When you turn on the news, you often hear about product recalls, or class action lawsuits against makers of dangerous products. But what is a defective product? When can someone sue for being injured by a defective product?
As a general rule, anytime a product acts differently than it should, and causes injury, there can be a product liability lawsuit. You, as the victim, can hold everyone responsible for the making, manufacturing, and selling of that product, liable for your injuries.
That’s right—even the seller, who may have nothing to do with how the product was made, can be liable for your injuries. This is done to encourage sellers to pull dangerous products from its shelves.
In a products liability case, there is strict liability. That means you don’t have to prove that a manufacturer or retailer knew or should have known that a product was dangerous. Saying “we thought it was safe,” is not a defense. So long as the product is defective, and so long as it causes your injury, someone is liable to you for the injuries that you have suffered.
Types of Products Liability Lawsuits
There are two major kinds of product liability lawsuits. One is called a manufacturing lawsuit, which involves a manufacturing defect. A manufacturing defect is when one product is made differently than it’s supposed to be. All the other products are fine—it’s just the one that injured you, which is defective.
Airbags often fall into this category. Imagine every airbag in a particular car model operates just as it’s supposed to, without any problems. However, the sole airbag in your car malfunctions—it is not calibrated correctly, packed correctly, or the computer seniors in it don’t work correctly. The airbag deploys incorrectly, and you are injured.
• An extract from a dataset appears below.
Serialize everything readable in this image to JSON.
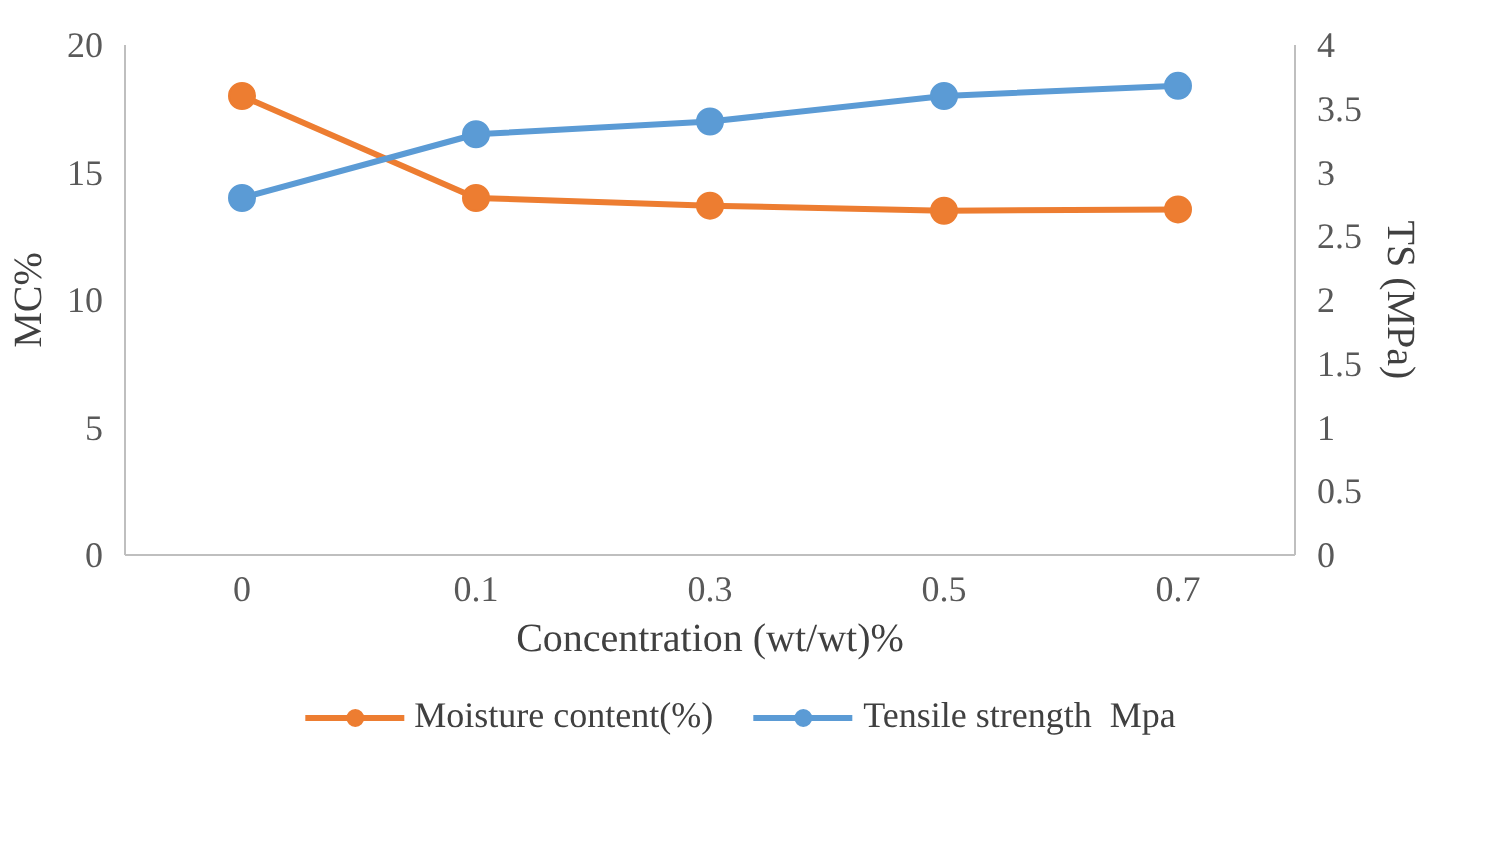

There is not a problem with every single airbag in every model of that brand of car—just in your car. Your airbag was a “one off,” an anomaly. That is a manufacturing effect.
A design defect is much different. This is where every one of the products is made the same, and the product performs as it was designed to perform—the problem is, even when performing the way it’s supposed to, the product is dangerous.
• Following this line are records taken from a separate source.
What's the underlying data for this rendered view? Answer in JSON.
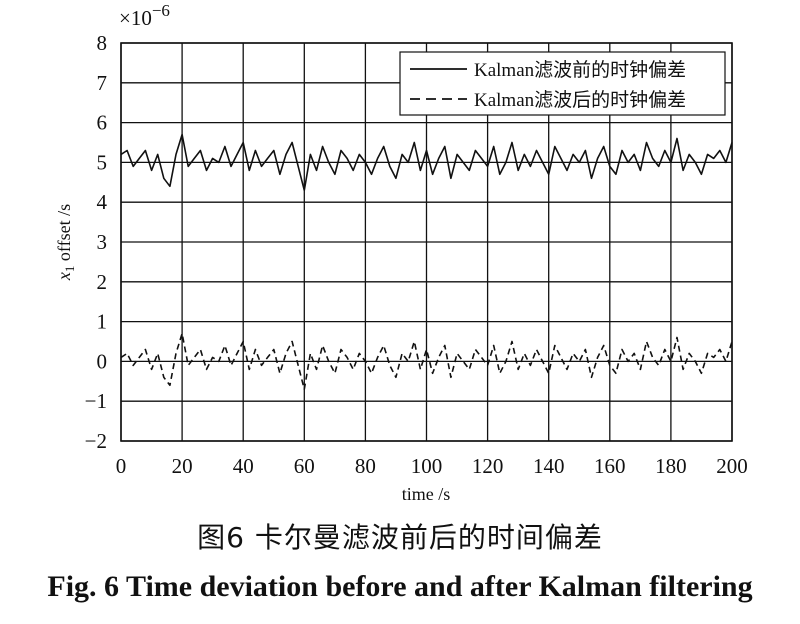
{
  "figure": {
    "caption_cn": "图6 卡尔曼滤波前后的时间偏差",
    "caption_en": "Fig. 6 Time deviation before and after Kalman filtering"
  },
  "chart_data": {
    "type": "line",
    "xlabel": "time /s",
    "ylabel_var": "x",
    "ylabel_sub": "1",
    "ylabel_rest": " offset /s",
    "y_multiplier": "×10",
    "y_multiplier_exp": "−6",
    "xlim": [
      0,
      200
    ],
    "ylim": [
      -2,
      8
    ],
    "x_ticks": [
      0,
      20,
      40,
      60,
      80,
      100,
      120,
      140,
      160,
      180,
      200
    ],
    "y_ticks": [
      -2,
      -1,
      0,
      1,
      2,
      3,
      4,
      5,
      6,
      7,
      8
    ],
    "x_tick_labels": [
      "0",
      "20",
      "40",
      "60",
      "80",
      "100",
      "120",
      "140",
      "160",
      "180",
      "200"
    ],
    "y_tick_labels": [
      "−2",
      "−1",
      "0",
      "1",
      "2",
      "3",
      "4",
      "5",
      "6",
      "7",
      "8"
    ],
    "grid": true,
    "legend_position": "top-right",
    "series": [
      {
        "name": "Kalman滤波前的时钟偏差",
        "style": "solid",
        "color": "#111111",
        "x": [
          0,
          2,
          4,
          6,
          8,
          10,
          12,
          14,
          16,
          18,
          20,
          22,
          24,
          26,
          28,
          30,
          32,
          34,
          36,
          38,
          40,
          42,
          44,
          46,
          48,
          50,
          52,
          54,
          56,
          58,
          60,
          62,
          64,
          66,
          68,
          70,
          72,
          74,
          76,
          78,
          80,
          82,
          84,
          86,
          88,
          90,
          92,
          94,
          96,
          98,
          100,
          102,
          104,
          106,
          108,
          110,
          112,
          114,
          116,
          118,
          120,
          122,
          124,
          126,
          128,
          130,
          132,
          134,
          136,
          138,
          140,
          142,
          144,
          146,
          148,
          150,
          152,
          154,
          156,
          158,
          160,
          162,
          164,
          166,
          168,
          170,
          172,
          174,
          176,
          178,
          180,
          182,
          184,
          186,
          188,
          190,
          192,
          194,
          196,
          198,
          200
        ],
        "values": [
          5.2,
          5.3,
          4.9,
          5.1,
          5.3,
          4.8,
          5.2,
          4.6,
          4.4,
          5.2,
          5.7,
          4.9,
          5.1,
          5.3,
          4.8,
          5.1,
          5.0,
          5.4,
          4.9,
          5.2,
          5.5,
          4.8,
          5.3,
          4.9,
          5.1,
          5.3,
          4.7,
          5.2,
          5.5,
          4.9,
          4.3,
          5.2,
          4.8,
          5.4,
          5.0,
          4.7,
          5.3,
          5.1,
          4.8,
          5.2,
          5.0,
          4.7,
          5.1,
          5.4,
          4.9,
          4.6,
          5.2,
          5.0,
          5.5,
          4.8,
          5.3,
          4.7,
          5.1,
          5.4,
          4.6,
          5.2,
          5.0,
          4.8,
          5.3,
          5.1,
          4.9,
          5.4,
          4.7,
          5.0,
          5.5,
          4.8,
          5.2,
          4.9,
          5.3,
          5.0,
          4.7,
          5.4,
          5.1,
          4.8,
          5.2,
          5.0,
          5.3,
          4.6,
          5.1,
          5.4,
          4.9,
          4.7,
          5.3,
          5.0,
          5.2,
          4.8,
          5.5,
          5.1,
          4.9,
          5.3,
          5.0,
          5.6,
          4.8,
          5.2,
          5.0,
          4.7,
          5.2,
          5.1,
          5.3,
          5.0,
          5.5
        ]
      },
      {
        "name": "Kalman滤波后的时钟偏差",
        "style": "dashed",
        "color": "#111111",
        "x": [
          0,
          2,
          4,
          6,
          8,
          10,
          12,
          14,
          16,
          18,
          20,
          22,
          24,
          26,
          28,
          30,
          32,
          34,
          36,
          38,
          40,
          42,
          44,
          46,
          48,
          50,
          52,
          54,
          56,
          58,
          60,
          62,
          64,
          66,
          68,
          70,
          72,
          74,
          76,
          78,
          80,
          82,
          84,
          86,
          88,
          90,
          92,
          94,
          96,
          98,
          100,
          102,
          104,
          106,
          108,
          110,
          112,
          114,
          116,
          118,
          120,
          122,
          124,
          126,
          128,
          130,
          132,
          134,
          136,
          138,
          140,
          142,
          144,
          146,
          148,
          150,
          152,
          154,
          156,
          158,
          160,
          162,
          164,
          166,
          168,
          170,
          172,
          174,
          176,
          178,
          180,
          182,
          184,
          186,
          188,
          190,
          192,
          194,
          196,
          198,
          200
        ],
        "values": [
          0.1,
          0.2,
          -0.1,
          0.1,
          0.3,
          -0.2,
          0.2,
          -0.4,
          -0.6,
          0.2,
          0.7,
          -0.1,
          0.1,
          0.3,
          -0.2,
          0.1,
          0.0,
          0.4,
          -0.1,
          0.2,
          0.5,
          -0.2,
          0.3,
          -0.1,
          0.1,
          0.3,
          -0.3,
          0.2,
          0.5,
          -0.1,
          -0.7,
          0.2,
          -0.2,
          0.4,
          0.0,
          -0.3,
          0.3,
          0.1,
          -0.2,
          0.2,
          0.0,
          -0.3,
          0.1,
          0.4,
          -0.1,
          -0.4,
          0.2,
          0.0,
          0.5,
          -0.2,
          0.3,
          -0.3,
          0.1,
          0.4,
          -0.4,
          0.2,
          0.0,
          -0.2,
          0.3,
          0.1,
          -0.1,
          0.4,
          -0.3,
          0.0,
          0.5,
          -0.2,
          0.2,
          -0.1,
          0.3,
          0.0,
          -0.3,
          0.4,
          0.1,
          -0.2,
          0.2,
          0.0,
          0.3,
          -0.4,
          0.1,
          0.4,
          -0.1,
          -0.3,
          0.3,
          0.0,
          0.2,
          -0.2,
          0.5,
          0.1,
          -0.1,
          0.3,
          0.0,
          0.6,
          -0.2,
          0.2,
          0.0,
          -0.3,
          0.2,
          0.1,
          0.3,
          0.0,
          0.5
        ]
      }
    ]
  }
}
A recent example of this is the U.S. military’s lawsuit against 3M earplugs. The earplugs, according to the lawsuits, didn’t have sufficient warnings, didn’t provide the correct instructions on their use, and didn’t protect soldiers’ ears, causing hearing loss. The earplugs performed exactly as they were supposed to perform. The problem is that even when they operated the way they should, they were still dangerous (that is, they didn’t work).
Often, product liability suits may require the use of expert witnesses to show how a product is defective, or how it could have been designed better. Your attorney will find an expert witness that can help evaluate your case.